Ella fue una de los 20 estudiantes que se inscribieron para estudiar bachillerato, y fue una de las seis que se graduó. Los promedios de nota de Ángela fueron de 9 y 10, y en la Prueba de Aprendizaje y Aptitudes para los Egresados de Educación Media (Paes) sacó la nota de 7, según Verónica de los Ángeles Jiménez de Mejía, coordinadora del Proyecto Educación a Distancia.

El siguiente logro de Ángela ha sido ingresar a la Universidad de El Salvador, donde estudia la licenciatura en Sociología. Notablemente emocionada asegura que ahora es la mujer más feliz del mundo.

“No podía creer que yo estaba entrando al portón, no sólo para visitar a la U, sino para venir a estudiar. Para mí es una gran felicidad. Soy tan feliz que no te lo puedo explicar... Escogí sociología para estudiar este tipo de fenómenos (el de las maras) y dar mi aporte para transformar la sociedad, para el desarrollo de mi país”, asegura Ángela.

Consciente de que la educación es uno de los caminos para dejar de lado la pobreza, ahora es ella es la que ayuda a otros jóvenes en riesgo social para que continúen sus estudios, aprovechando la educación a distancia.
“Me toca hacerlo a mí ahora, andarlos jalando”, asegura “Kelaluna”. Ahora tiene la convicción de apoyar a otros, con la seguridad de que así como ella ha logrado triunfar, otros también pueden.

Educación versus violencia

En el año 2002, estudiantes de la Universidad de El Salvador (UES), que realizaban su servicio social, señalaron la necesidad de dar atención educativa a personas que se ven afectadas por la delincuencia, por las maras, o que por razones de trabajo o económicas no seguían sus estudios en un sistema regular.

Con esta visión nace en la Escuela Fe y Alegría el Programa de Educación a Distancia, en coordinación con la “Red Local de Apoyo a la niñez y Juventud de Mejicanos”, integrada por el Centro de formación para todos Fe y Alegría Zacamil, Proyección Social de la UES, los juzgados Primero de Menores de San Salvador y Primero de Ejecución de Medidas de San Salvador, la Unidad de Salud de Mejicanos, Sibasi centro, la Oficina de Justicia Juvenil de la Corte Suprema de Justicia y la Policía Nacional Civil, con la colaboración del Ministerio de Educación.

En el 2005 se gradúa la primera promoción de bachilleres, y en la actualidad dan desde séptimo hasta tercer año de bachillerato, con 60 estudiantes, de los cuales el 20 por ciento está en riesgo social, menciona Verónica de los Ángeles Jiménez, coordinadora del proyecto.
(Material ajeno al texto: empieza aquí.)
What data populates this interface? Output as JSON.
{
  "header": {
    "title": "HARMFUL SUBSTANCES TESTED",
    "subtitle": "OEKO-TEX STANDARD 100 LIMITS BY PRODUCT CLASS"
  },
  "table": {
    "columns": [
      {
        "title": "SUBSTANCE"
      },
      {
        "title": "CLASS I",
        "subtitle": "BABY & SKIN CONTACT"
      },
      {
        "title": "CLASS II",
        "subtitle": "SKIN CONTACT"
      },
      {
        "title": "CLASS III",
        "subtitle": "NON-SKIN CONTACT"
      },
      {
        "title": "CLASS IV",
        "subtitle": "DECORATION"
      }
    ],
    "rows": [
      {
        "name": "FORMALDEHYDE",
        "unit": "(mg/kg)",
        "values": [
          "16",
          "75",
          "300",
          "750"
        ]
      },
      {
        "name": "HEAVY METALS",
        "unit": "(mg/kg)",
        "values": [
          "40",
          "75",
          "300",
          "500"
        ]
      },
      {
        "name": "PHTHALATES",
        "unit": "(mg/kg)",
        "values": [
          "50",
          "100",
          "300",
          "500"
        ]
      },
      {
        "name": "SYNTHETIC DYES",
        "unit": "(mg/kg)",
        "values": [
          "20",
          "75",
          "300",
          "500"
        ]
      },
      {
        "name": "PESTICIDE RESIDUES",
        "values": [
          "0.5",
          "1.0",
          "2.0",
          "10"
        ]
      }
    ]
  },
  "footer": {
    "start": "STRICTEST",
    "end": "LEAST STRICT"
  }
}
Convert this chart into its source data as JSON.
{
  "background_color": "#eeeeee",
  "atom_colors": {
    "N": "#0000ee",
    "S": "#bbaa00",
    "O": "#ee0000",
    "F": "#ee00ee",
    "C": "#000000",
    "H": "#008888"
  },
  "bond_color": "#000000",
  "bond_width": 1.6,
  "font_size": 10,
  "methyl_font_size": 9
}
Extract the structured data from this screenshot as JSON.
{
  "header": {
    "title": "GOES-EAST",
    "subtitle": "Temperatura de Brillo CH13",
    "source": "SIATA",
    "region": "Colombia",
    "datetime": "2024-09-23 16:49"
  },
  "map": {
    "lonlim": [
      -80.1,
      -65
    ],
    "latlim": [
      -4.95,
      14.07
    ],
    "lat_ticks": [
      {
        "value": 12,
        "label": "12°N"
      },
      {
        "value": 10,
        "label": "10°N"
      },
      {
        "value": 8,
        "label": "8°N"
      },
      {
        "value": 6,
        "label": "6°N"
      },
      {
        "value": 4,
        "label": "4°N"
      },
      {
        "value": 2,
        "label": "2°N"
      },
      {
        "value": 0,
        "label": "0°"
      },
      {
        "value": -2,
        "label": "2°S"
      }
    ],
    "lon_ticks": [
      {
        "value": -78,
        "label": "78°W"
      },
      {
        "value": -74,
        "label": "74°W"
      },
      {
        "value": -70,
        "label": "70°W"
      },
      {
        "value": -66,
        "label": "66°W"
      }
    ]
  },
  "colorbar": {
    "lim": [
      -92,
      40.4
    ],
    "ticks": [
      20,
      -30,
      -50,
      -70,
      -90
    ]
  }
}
“Algunas de las personas a quienes se les brinda el programa tienen problemas con las drogas, son rebeldes en sus casas, son inestables en sus estudios, han perdido aspiraciones de superación, tienen pocas perspectivas de estudiar; otros tienen conflictos con la ley”, menciona la promotora social Videla Funes Solano, delegada de Proyección Social de la UES en la Red y coordinadora de ésta.

Pero también están los que por razones de trabajo o por atender la familia no pueden seguir sus estudios. Para ellos la educación a distancia ha sido un oasis de conocimiento en el desierto de la ignorancia.

Son 16 tutores universitarios quienes atienden a los estudiantes, y cuando algún alumno falta a clases lo van a buscar a sus casas, a la calle o donde se reúnen para incentivarlos a que regresen a las aulas. Una actitud recompensada cuando algún alumno destaca y continúa estudiando como el caso de Ángela Emérita Acevedo Luna.